El señor Oliveira se frotó las manos nervioso, como había estado haciendo todo ese rato.
—Su señora madre enfermó de escarlatina por aquel entonces, cuando usted se metió en la selva. También padeció de malaria, dos veces si mal no recuerdo. Nos pareció un milagro que sobreviviera las dos veces. ¿No se acuerda usted, senhor?
—Escarlatina… Yo la pasé también. En algún momento; me acuerdo oscuramente. —Ruben apartó a Maria y se levantó. Estaba tan pálido y compungido que Amely habría querido dar la vuelta a la mesa y tomarlo también en brazos para consolarlo si no hubiera tenido miedo de su falta de dominio en esa grave situación—. Así que esa fue la enfermedad que yo llevé a mi pueblo sin darme cuenta. Sabía que era yo el culpable, pero yo siempre… siempre esperé que no fuera así.
—Ruben —dijo Kilian entre jadeos. Su voz no era más que un susurro desesperado—. Me estoy muriendo.
Ruben se inclinó sobre él.
—Hijo… hijo mío —dijo Kilian con un suspiro lo que se había impedido a sí mismo expresar todos esos años—. Me gustaría verte.
Ruben levantó las manos por encima del rostro de Kilian. Las tenía flotando por encima, muy pegadas a su cara, y Amely consideró que podía suceder de todo, incluso que lo estrangulara. Detrás de él gemía Maria.

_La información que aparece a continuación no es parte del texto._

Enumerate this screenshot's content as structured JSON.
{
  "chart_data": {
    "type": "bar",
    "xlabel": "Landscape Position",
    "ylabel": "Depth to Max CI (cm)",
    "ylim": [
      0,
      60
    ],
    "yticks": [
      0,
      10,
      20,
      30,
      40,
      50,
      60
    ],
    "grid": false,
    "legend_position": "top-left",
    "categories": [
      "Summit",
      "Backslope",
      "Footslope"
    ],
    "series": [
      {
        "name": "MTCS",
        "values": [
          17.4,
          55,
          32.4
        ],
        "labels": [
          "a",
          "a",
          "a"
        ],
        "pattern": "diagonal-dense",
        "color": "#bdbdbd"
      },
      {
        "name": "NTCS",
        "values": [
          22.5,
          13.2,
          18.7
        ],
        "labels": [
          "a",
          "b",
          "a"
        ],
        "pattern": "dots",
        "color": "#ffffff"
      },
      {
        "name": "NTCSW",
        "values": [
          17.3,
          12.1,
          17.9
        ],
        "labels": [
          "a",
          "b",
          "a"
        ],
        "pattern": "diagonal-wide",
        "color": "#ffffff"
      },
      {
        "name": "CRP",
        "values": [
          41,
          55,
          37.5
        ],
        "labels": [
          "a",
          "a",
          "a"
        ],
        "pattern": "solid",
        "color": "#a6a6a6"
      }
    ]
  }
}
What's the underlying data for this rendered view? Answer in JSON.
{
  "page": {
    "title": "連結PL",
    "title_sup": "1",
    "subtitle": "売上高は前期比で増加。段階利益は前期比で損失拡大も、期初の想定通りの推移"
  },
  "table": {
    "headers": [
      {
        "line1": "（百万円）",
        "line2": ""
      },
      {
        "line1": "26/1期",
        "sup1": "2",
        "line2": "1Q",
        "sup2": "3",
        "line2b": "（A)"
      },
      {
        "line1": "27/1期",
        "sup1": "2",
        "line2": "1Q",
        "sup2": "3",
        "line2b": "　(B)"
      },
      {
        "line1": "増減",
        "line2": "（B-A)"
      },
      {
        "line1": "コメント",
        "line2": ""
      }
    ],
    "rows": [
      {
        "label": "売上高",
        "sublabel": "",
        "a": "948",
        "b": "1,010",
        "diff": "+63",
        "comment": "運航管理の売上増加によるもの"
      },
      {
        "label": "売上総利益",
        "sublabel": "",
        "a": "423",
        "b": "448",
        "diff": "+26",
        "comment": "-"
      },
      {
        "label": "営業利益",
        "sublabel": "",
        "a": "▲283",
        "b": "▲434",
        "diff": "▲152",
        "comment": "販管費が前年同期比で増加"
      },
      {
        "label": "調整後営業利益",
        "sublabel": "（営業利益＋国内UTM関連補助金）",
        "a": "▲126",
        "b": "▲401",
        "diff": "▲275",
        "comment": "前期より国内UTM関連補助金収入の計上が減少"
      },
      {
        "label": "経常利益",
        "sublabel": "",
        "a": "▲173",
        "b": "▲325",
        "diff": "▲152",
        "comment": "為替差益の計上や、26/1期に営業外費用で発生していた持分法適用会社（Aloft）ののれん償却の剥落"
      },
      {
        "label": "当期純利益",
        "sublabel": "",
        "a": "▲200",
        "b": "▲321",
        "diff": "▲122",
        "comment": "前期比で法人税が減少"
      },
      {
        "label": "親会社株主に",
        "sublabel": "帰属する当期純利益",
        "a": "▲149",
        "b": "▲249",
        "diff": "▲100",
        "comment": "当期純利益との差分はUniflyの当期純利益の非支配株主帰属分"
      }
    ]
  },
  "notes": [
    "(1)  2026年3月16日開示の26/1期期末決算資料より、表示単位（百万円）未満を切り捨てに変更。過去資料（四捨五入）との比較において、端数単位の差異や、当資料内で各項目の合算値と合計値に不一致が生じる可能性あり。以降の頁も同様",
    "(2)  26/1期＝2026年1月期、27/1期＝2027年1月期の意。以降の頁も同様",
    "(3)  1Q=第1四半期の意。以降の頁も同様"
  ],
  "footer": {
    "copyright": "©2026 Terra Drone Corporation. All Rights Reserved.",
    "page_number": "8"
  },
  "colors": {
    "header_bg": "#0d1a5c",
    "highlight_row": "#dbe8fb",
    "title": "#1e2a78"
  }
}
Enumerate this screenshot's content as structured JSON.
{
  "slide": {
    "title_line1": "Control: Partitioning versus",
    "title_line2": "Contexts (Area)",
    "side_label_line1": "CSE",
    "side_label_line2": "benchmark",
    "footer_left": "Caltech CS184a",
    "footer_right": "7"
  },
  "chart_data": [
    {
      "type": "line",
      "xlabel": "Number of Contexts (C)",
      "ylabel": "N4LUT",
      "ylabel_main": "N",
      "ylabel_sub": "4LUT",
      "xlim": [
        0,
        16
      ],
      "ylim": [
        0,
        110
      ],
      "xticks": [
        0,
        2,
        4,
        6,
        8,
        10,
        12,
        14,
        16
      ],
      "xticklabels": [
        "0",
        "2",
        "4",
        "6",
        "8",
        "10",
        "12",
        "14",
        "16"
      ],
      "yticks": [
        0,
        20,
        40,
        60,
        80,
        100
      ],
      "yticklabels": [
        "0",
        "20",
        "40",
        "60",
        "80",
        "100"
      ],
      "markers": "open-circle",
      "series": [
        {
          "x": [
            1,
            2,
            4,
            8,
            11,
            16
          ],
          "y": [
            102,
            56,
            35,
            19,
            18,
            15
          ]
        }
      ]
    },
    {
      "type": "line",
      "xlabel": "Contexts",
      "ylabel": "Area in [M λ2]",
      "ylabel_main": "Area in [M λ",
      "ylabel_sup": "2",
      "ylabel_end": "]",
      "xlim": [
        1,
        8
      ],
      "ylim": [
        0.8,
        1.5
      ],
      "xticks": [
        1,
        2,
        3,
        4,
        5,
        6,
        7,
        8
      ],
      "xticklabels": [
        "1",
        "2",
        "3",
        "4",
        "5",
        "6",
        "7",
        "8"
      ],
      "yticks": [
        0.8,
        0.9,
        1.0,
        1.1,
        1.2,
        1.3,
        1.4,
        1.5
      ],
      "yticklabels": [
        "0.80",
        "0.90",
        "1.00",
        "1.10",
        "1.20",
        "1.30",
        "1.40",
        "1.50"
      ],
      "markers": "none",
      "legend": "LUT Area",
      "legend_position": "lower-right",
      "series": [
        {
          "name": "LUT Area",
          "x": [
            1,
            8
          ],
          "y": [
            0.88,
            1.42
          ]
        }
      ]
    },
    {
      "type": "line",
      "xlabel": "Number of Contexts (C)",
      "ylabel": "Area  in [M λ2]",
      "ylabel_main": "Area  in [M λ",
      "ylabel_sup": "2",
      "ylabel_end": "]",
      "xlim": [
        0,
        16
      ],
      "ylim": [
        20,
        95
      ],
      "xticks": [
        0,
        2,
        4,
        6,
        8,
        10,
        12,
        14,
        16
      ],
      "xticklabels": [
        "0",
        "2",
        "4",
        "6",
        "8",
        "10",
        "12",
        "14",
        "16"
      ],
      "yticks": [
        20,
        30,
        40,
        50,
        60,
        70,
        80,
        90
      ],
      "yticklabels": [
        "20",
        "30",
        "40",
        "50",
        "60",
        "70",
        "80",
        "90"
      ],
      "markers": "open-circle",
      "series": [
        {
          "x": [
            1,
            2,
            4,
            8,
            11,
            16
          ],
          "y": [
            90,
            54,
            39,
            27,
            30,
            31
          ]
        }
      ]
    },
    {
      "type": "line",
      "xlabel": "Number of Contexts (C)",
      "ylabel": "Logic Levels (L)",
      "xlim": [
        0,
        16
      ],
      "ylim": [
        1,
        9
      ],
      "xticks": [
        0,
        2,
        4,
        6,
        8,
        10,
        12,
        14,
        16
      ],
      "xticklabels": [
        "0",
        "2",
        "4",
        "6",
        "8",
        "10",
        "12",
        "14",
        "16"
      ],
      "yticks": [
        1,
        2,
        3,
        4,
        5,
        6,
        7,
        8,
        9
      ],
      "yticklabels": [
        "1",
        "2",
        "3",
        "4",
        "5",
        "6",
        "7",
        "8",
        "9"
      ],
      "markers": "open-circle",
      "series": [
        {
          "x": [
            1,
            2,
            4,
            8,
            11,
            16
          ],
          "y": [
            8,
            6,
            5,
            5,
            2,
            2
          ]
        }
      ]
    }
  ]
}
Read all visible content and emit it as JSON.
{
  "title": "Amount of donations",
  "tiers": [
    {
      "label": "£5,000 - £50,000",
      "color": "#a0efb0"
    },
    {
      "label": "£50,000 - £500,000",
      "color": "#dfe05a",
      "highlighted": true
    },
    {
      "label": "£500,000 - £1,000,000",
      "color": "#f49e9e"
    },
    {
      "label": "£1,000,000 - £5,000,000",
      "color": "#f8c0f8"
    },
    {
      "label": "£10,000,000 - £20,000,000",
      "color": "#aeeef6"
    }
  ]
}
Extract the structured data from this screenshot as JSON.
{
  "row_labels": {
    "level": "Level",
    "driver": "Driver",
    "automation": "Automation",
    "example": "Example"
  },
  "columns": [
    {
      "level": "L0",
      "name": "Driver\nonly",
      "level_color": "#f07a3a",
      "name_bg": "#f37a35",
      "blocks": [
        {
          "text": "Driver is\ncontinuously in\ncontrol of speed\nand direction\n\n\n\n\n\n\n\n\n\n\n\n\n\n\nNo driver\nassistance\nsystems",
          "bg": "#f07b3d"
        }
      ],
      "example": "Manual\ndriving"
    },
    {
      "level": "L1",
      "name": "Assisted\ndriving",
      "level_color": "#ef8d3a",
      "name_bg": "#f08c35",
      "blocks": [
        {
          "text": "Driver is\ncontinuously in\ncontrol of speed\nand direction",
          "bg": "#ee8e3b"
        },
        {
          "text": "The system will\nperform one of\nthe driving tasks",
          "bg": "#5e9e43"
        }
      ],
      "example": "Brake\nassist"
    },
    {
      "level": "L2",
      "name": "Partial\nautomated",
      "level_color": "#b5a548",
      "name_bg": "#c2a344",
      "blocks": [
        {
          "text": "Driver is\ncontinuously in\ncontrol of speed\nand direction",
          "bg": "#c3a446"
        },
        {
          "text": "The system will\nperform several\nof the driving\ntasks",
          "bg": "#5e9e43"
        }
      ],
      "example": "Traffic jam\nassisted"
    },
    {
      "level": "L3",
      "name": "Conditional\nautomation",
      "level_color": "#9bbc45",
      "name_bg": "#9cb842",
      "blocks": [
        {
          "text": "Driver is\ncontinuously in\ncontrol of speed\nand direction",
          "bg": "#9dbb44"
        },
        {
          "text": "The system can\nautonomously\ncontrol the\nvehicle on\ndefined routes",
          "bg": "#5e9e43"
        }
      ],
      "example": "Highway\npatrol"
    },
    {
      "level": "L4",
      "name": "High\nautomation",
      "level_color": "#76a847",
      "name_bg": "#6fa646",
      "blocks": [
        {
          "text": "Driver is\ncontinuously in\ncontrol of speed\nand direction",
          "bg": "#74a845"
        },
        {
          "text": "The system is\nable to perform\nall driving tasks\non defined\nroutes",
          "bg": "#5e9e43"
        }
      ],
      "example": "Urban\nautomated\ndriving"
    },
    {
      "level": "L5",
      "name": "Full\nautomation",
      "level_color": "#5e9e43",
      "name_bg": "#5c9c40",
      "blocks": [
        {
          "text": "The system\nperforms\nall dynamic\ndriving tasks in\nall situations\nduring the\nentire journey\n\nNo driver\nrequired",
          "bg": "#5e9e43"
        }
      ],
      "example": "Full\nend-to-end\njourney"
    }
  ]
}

Ruben dejó caer lentamente las puntas de los dedos sobre el rostro de su padre. Se deslizaron por él, temblorosos, con cautela. Una gota cayó sobre la mejilla de Kilian. Ruben se inclinó hacia delante, agarró con las dos manos aquel rostro maltratado, y puso su mejilla junto a la mejilla de Kilian.
—Las cosas no pudieron suceder de otro modo. —Las palabras de Kilian para él eran apenas un hilo de voz—. Ahí tiene… Amely… razón.
Agarró el cabello de Ruben. Su mano se desplomó hacia atrás; la otra se distendió definitivamente en la mano de Amely.